Lisa Skube, a 2010 – 2011 Reynolds Journalism Fellow, and West Seattle native, is conducting a series of small gatherings, bringing together local community news networks, collecting feedback that will inform the creation of an online platform for sharing, discussion and collaboration slated to launch early year 2011. The project, titled the Journalism Accelerator, borrows from the simplistic nature of successful community web based social platforms and aims to facilitate faster, rated information sharing between journalists.
Fifteen people gathered at the Alki Arts Center in West Seattle November 16th for the discussion which covered topics from the shared stake between journalists and their audience, to how they can serve as allies and resources to each other, to understanding journalism content as product. “Those organizations growing their audience tend to be those that are mission oriented,” says Skube. “Their content inspires and empowers relationships and a sense of community.”
Relational information works best when an organization has determined what the unique impact and benefit their message is having on their community, with a full grasp of what would be lost without that message.
“Experiments that aim to learn something and report clearly what they learned tend to get more traction,” says Skube.
Projects which are simply focused on old revenue models which reflect product and audience no longer seem to get very far unless there is a narrative developed – a conversation which can build over time between the organization and its audience. Without that deeper connection, the modern audience tends to simply take the information, then go somewhere else to talk about it.
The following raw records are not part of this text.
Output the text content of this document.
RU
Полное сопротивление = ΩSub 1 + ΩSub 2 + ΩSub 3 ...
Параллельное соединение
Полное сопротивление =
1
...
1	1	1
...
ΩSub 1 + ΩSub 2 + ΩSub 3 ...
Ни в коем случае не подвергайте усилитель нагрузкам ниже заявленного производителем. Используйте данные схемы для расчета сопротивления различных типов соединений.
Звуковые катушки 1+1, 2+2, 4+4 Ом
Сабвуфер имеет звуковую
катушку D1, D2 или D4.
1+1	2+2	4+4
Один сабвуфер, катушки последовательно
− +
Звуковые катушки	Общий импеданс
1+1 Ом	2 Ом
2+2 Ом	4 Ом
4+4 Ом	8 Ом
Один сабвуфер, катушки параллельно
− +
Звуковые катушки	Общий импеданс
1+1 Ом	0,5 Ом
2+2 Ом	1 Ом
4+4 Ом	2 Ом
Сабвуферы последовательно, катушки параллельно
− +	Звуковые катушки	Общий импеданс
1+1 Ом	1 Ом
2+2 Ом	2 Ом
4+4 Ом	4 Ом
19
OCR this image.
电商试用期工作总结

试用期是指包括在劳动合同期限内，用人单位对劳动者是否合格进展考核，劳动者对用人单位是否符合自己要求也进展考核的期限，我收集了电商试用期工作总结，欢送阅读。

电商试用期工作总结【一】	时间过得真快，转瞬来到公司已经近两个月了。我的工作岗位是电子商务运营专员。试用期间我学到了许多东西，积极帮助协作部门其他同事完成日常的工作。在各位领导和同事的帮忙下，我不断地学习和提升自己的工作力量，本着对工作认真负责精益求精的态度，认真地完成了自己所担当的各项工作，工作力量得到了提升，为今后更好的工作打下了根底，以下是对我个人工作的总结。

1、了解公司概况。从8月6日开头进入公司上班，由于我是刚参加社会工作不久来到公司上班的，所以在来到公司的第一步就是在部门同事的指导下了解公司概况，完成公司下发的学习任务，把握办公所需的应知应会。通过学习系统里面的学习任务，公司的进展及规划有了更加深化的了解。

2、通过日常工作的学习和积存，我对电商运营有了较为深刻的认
Part of Skube’s project plan is to examine various journalism websites to see if and how that connection is being built by asking the site creators what values they think they’re giving their community and then go out into the community to ask what values community members are receiving from those sites.
“A focus on relational impact is new to journalism,” Skube said. “We have to better understand value. How do you know if your content is connecting? It’s not just about page views anymore.”
Journalism organizations are having to learn new ways to serve and function. User generated content is an incredible opportunity to tap into a community’s often hidden needs, as well as a way to empower people in a community to realize they have a voice. Creating a narrative out of site metrics can prove to be a very powerful tool to attract funders.
“Journalism is morphing into something quite different,” says Karen Rathe, a journalism teacher and the University of Washington. “They keep saying journalism is dying. But there are 30 applicants for every 20 positions out there.” The need for savvy, updated information and education, as well as new tools for serving both journalists and communities – taking their interactions to the next level – has never been greater.